ProKWS: Personalized Keyword Spotting via Collaborative Learning of Phonemes and Prosody
About
Current keyword spotting systems primarily use phoneme-level matching to distinguish confusable words but ignore user-specific pronunciation traits like prosody (intonation, stress, rhythm). This paper presents ProKWS, a novel framework integrating fine-grained phoneme learning with personalized prosody modeling. We design a dual-stream encoder where one stream derives robust phonemic representations through contrastive learning, while the other extracts speaker-specific prosodic patterns. A collaborative fusion module dynamically combines phonemic and prosodic information, enhancing adaptability across acoustic environments.
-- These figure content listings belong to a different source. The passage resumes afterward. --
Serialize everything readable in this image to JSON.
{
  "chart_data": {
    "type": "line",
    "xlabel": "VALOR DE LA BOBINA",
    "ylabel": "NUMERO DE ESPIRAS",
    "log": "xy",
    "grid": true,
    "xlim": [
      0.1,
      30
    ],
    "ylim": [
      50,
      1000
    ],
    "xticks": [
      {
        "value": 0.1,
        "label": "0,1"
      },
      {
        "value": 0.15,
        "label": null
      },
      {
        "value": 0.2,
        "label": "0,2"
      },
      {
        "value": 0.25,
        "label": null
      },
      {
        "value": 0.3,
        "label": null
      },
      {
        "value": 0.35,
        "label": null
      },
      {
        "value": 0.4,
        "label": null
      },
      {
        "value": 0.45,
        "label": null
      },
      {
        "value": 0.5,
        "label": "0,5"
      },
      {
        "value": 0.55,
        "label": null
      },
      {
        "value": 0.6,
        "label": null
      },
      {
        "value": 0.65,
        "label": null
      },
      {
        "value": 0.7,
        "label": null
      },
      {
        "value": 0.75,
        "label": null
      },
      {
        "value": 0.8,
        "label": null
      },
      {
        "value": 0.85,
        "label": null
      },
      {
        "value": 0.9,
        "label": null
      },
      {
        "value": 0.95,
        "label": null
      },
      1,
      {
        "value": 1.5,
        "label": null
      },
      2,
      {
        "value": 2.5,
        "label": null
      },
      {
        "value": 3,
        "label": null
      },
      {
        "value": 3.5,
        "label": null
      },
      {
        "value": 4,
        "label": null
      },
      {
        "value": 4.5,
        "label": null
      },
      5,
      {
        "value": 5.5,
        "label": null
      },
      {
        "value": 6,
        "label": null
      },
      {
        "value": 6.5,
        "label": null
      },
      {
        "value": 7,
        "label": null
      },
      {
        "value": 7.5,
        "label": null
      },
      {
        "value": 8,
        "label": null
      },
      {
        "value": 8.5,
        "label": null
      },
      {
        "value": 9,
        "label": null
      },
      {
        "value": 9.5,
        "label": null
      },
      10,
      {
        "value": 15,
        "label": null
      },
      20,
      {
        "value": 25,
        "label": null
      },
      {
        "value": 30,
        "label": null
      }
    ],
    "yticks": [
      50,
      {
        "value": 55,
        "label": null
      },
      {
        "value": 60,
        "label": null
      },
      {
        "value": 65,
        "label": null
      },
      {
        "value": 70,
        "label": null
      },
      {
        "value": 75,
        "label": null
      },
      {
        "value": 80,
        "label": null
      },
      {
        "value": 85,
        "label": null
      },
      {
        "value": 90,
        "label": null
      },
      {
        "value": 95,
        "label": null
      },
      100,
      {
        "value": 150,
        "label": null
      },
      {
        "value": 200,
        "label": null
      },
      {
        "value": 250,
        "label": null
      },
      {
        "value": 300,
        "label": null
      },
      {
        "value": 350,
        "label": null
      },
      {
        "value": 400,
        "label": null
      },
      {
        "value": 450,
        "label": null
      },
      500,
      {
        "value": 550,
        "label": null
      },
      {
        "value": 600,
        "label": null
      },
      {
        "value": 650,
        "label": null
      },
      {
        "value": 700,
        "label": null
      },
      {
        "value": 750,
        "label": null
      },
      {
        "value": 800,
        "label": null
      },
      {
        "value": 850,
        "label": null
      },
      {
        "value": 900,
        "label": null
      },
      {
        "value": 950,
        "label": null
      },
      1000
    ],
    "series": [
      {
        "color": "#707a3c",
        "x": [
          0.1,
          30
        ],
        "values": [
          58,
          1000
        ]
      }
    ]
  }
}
Experiments show ProKWS delivers highly competitive performance, comparable to state-of-the-art models on standard benchmarks and demonstrates strong robustness for personalized keywords with tone and intent variations.
Related benchmarks
| Task | Dataset | Result | Rank | |
|---|---|---|---|---|
| Keyword Spotting | LibriPhrase Easy (LPE) | EER0.63 | 25 | |
| Keyword Spotting | LibriPhrase Hard (LPH) | EER0.0752 | 20 | |
| Keyword Spotting | Wenet-Phrase (WPE) | AUC99.81 | 2 | |
| Keyword Spotting | Accent-KWS (AC) | AUC71.45 | 2 | |
| Keyword Spotting | Intent-KWS IT | AUC86.42 | 2 | |
| Keyword Spotting | Wenet-Phrase (WPH) | AUC84.82 | 2 |